Another thing I couldn’t stomach was those cold cereals in weird florescent colors. Worse were the ones that had rock-hard marshmallow bits in them. Even worse than that were the ones that were in the shape of animal, quasi-human, fairy tale, or horror movie characters. Happily, my mother refused to buy any of them. Even as a child, I hated getting up in the morning, and the only thing that would have made getting up worse would have been lurching to the table and staring down into a bowl of teeny green leprechauns or teeny brown vampires. (Lucky Charms and Count Chocula respectively, if you care.) To this day I avoid the cereal aisle in the grocery store, except on the rare occasions when I want a box of raisin bran, which I do find edible, although not as an every day or even weekly event.

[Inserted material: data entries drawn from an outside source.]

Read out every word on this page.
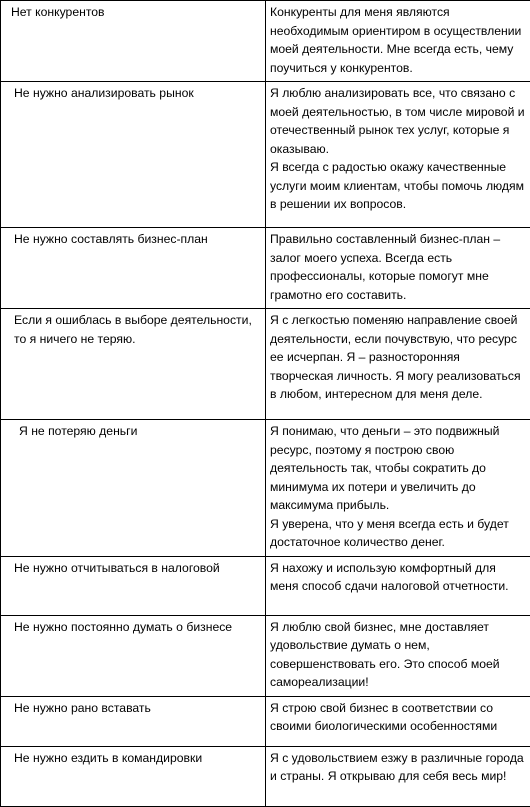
Нет конкурентов	Конкуренты для меня являются необходимым ориентиром в осуществлении моей деятельности. Мне всегда есть, чему поучиться у конкурентов.

Не нужно анализировать рынок	Я люблю анализировать все, что связано с моей деятельностью, в том числе мировой и отечественный рынок тех услуг, которые я оказываю.
Я всегда с радостью окажу качественные услуги моим клиентам, чтобы помочь людям в решении их вопросов.

Не нужно составлять бизнес-план	Правильно составленный бизнес-план – залог моего успеха. Всегда есть профессионалы, которые помогут мне грамотно его составить.

Если я ошиблась в выборе деятельности, то я ничего не теряю.	Я с легкостью поменяю направление своей деятельности, если почувствую, что ресурс ее исчерпан. Я – разносторонняя творческая личность. Я могу реализоваться в любом, интересном для меня деле.

Я не потеряю деньги	Я понимаю, что деньги – это подвижный ресурс, поэтому я построю свою деятельность так, чтобы сократить до минимума их потери и увеличить до максимума прибыль.
Я уверена, что у меня всегда есть и будет достаточное количество денег.

Не нужно отчитываться в налоговой	Я нахожу и использую комфортный для меня способ сдачи налоговой отчетности.

Не нужно постоянно думать о бизнесе	Я люблю свой бизнес, мне доставляет удовольствие думать о нем, совершенствовать его. Это способ моей самореализации!

Не нужно рано вставать	Я строю свой бизнес в соответствии со своими биологическими особенностями

Не нужно ездить в командировки	Я с удовольствием езжу в различные города и страны. Я открываю для себя весь мир!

The thing that strikes me, though—and I consider this a happy development—is that if I were a kid now, my tastes might be…mainstream. I once overheard a lively discussion about the level of cuisine in various Thai restaurants conducted by three of my nephews, who were, at the time, sixteen, eleven, and eight. More recently, another eight-year-old nephew informed that he’d eaten some “super-good” Indian food at a local restaurant, as opposed to the just “good” Indian food he’d had elsewhere. This is also a kid who, at age 2 ½ , devoured three helpings of a chicken-prosciutto tortelloni dish in an Alfredo sauce I made.

So perhaps I wasn’t weird, back then. Just…ahead of the curve?

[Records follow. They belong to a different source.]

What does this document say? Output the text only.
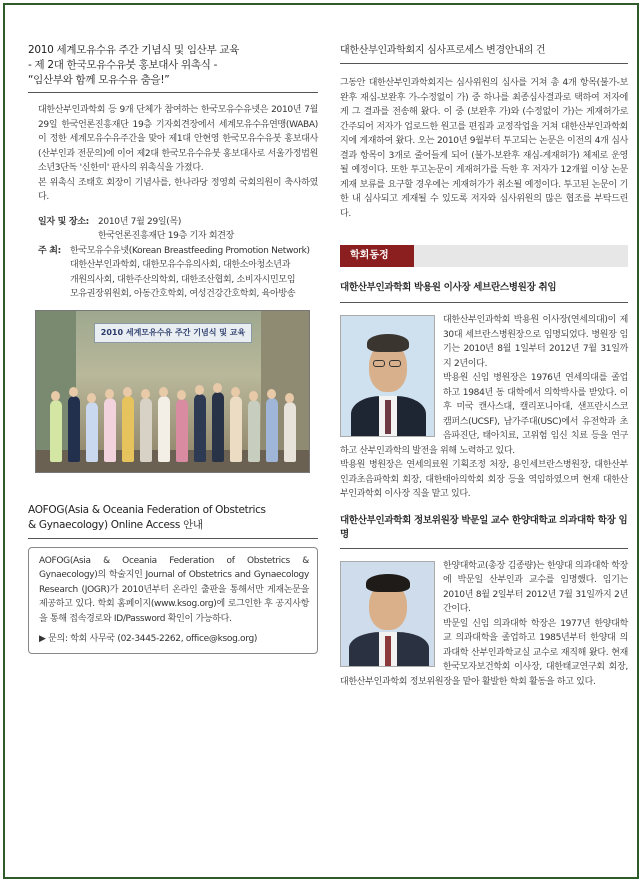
2010 세계모유수유 주간 기념식 및 임산부 교육
- 제 2대 한국모유수유붓 홍보대사 위촉식 -
“임산부와 함께 모유수유 춤을!”
대한산부인과학회 등 9개 단체가 참여하는 한국모유수유넷은 2010년 7월 29일 한국언론진흥재단 19층 기자회견장에서 세계모유수유연맹(WABA)이 정한 세계모유수유주간을 맞아 제1대 안현영 한국모유수유붓 홍보대사(산부인과 전문의)에 이어 제2대 한국모유수유붓 홍보대사로 서울가정법원 소년3단독 '신한미' 판사의 위촉식을 가졌다.
본 위촉식 조태호 회장이 기념사를, 한나라당 정영희 국회의원이 축사하였다.
일자 및 장소:	2010년 7월 29일(목)
한국언론진흥재단 19층 기자 회견장
주 최:	한국모유수유넷(Korean Breastfeeding Promotion Network)
대한산부인과학회, 대한모유수유의사회, 대한소아청소년과
개원의사회, 대한주산의학회, 대한조산협회, 소비자시민모임
모유권장위원회, 아동간호학회, 여성건강간호학회, 육아방송
2010 세계모유수유 주간 기념식 및 교육
AOFOG(Asia & Oceania Federation of Obstetrics
& Gynaecology) Online Access 안내
AOFOG(Asia & Oceania Federation of Obstetrics & Gynaecology)의 학술지인 Journal of Obstetrics and Gynaecology Research (JOGR)가 2010년부터 온라인 출판을 통해서만 게재논문을 제공하고 있다. 학회 홈페이지(www.ksog.org)에 로그인한 후 공지사항을 통해 접속경로와 ID/Password 확인이 가능하다.
▶ 문의: 학회 사무국 (02-3445-2262, office@ksog.org)
대한산부인과학회지 심사프로세스 변경안내의 건
그동안 대한산부인과학회지는 심사위원의 심사를 거쳐 총 4개 항목(불가-보완후 재심-보완후 가-수정없이 가) 중 하나를 최종심사결과로 택하여 저자에게 그 결과를 전송해 왔다. 이 중 (보완후 가)와 (수정없이 가)는 게재허가로 간주되어 저자가 업로드한 원고를 편집과 교정작업을 거쳐 대한산부인과학회지에 게재하여 왔다. 오는 2010년 9월부터 투고되는 논문은 이전의 4개 심사결과 항목이 3개로 줄어들게 되어 (불가-보완후 재심-게재허가) 체제로 운영될 예정이다. 또한 투고논문이 게재허가를 득한 후 저자가 12개월 이상 논문게재 보류를 요구할 경우에는 게재허가가 취소될 예정이다. 투고된 논문이 기한 내 심사되고 게재될 수 있도록 저자와 심사위원의 많은 협조를 부탁드린다.
학회동정
대한산부인과학회 박용원 이사장 세브란스병원장 취임
대한산부인과학회 박용원 이사장(연세의대)이 제30대 세브란스병원장으로 임명되었다. 병원장 임기는 2010년 8월 1일부터 2012년 7월 31일까지 2년이다.
박용원 신임 병원장은 1976년 연세의대를 졸업하고 1984년 동 대학에서 의학박사를 받았다. 이후 미국 캔사스대, 캘리포니아대, 샌프란시스코 캠퍼스(UCSF), 남가주대(USC)에서 유전학과 초음파진단, 태아치료, 고위험 임신 치료 등을 연구하고 산부인과학의 발전을 위해 노력하고 있다.
박용원 병원장은 연세의료원 기획조정 처장, 용인세브란스병원장, 대한산부인과초음파학회 회장, 대한태아의학회 회장 등을 역임하였으며 현재 대한산부인과학회 이사장 직을 맡고 있다.
대한산부인과학회 정보위원장 박문일 교수 한양대학교 의과대학 학장 임명
한양대학교(총장 김종량)는 한양대 의과대학 학장에 박문일 산부인과 교수를 임명했다. 임기는 2010년 8월 2일부터 2012년 7월 31일까지 2년간이다.
박문일 신임 의과대학 학장은 1977년 한양대학교 의과대학을 졸업하고 1985년부터 한양대 의과대학 산부인과학교실 교수로 재직해 왔다. 현재 한국모자보건학회 이사장, 대한태교연구회 회장, 대한산부인과학회 정보위원장을 맡아 활발한 학회 활동을 하고 있다.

Happy New Year to you all. And may your children and grandchildren never, ever have to consume a bowl of American chop suey.

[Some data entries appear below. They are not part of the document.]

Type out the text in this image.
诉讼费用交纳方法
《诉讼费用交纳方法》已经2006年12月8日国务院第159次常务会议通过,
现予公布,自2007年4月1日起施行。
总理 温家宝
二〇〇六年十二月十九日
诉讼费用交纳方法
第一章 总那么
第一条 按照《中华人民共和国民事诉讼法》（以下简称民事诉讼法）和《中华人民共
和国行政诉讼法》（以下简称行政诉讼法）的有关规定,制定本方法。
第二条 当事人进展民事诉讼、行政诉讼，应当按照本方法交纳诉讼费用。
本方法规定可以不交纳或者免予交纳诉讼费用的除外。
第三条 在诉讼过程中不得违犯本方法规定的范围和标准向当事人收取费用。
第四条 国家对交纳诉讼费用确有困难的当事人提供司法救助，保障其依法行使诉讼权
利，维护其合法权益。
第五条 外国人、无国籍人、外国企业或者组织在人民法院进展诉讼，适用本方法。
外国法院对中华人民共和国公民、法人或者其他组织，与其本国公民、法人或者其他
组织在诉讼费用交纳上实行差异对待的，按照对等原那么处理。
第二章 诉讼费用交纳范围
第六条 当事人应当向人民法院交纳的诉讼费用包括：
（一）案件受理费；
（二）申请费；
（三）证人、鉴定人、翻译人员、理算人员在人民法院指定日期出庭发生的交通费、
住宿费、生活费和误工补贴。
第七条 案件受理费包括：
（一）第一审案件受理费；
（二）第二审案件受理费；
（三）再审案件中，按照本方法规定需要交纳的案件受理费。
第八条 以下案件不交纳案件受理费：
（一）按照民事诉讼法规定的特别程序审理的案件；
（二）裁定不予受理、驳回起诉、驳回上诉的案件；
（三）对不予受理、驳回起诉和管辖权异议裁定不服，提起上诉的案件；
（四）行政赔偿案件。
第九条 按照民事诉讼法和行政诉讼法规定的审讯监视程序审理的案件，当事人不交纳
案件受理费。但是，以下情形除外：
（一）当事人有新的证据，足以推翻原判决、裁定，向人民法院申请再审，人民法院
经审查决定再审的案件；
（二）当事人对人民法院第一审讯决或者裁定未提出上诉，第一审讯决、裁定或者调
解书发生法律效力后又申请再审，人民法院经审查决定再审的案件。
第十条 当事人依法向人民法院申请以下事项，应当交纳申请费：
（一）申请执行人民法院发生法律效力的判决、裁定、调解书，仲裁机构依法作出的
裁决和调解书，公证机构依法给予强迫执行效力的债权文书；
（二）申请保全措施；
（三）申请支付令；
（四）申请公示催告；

If they do, and they like it…they’re weird.

7 thoughts on “Weird Kid, Food Division

  1. I can’t agree with your distaste of marshmellon (marshmallow) cereals, but American chop suey was, is, and will always be the funniest abomination ever. I joked in high school in my TV announcer voice, “looks the same coming out as it does going in, American chop suey!” (Just imagine the American chop suey being sang like American Top Forty).

    • Don, anyone who agrees that American chop suey is perhaps THE classic culinary abomination can like all the marshmallows he wants.

      I’m handing you, through the screen, a virtual cup of hot chocolate…with an armada of teeny marshmallows floating in it.

  2. I was of the generation (economic and social) where eating out at one of the Horn & Hardart’s restaurant locations was a great gastronomic (and expensive) experience. Who could not like their Harvard Beets, creamed Spinach, baked beans, or Americanized (meatless) Spaghetti. Only there could I observe the parental command to “Eat all your vegetables.” And H&H flaky-crust apple pie sprinkled with powdered sugar as a meal finisher was a real delight.

    • Marty, if you’re talking about the fifties, I think the cuisine of that era has been much maligned. For one thing, we didn’t have the obesity problem that we do now. My mother wasn’t a fancy cook, as these things go, but she was a very healthy one: We always had salad, and with the main course two non-starch vegetables, and potato or rice or noodles as well as the meat, poultry, or fish. No deep frying. No junk food. No tv dinners.

      Some of my students (millennials) seem to have no idea of what it is to sit down at a communal table and eat decent food. I remember one of them mentioning once, quite matter-of-factly, that he and his family members ordered their own take-out and took it to their rooms to eat when it arrived. And another was surprised to find, when she got to college, that people actually set tables, sat down at them, and ate there.

  3. Hilarious, Susan… Loved reading this. We had something called “Blushing Bunny”, I think it was called, on our little up-state N.Y. public school lunch menu, which equates your American Chop Suey… gnarly stuff that! And milk. My god… I hated milk. I can only drink it now if heavily disguised.
    Happy New Year to you… I hope there’s magic in it awaiting you and your loved ones…
    Very sincerely… Kathleen

  4. Oh, dear Gawd. I just Googled “blushing bunny” and found a recipe for a blushing bunny sandwich, which consists of scrambled eggs mixed with stewed tomatoes, mayo, and mustard and served on Wonder Bread.

    My deepest sympathies, Kathleen, if you had to force this stuff down your gullet. It makes American Chop Suey look like foie gras.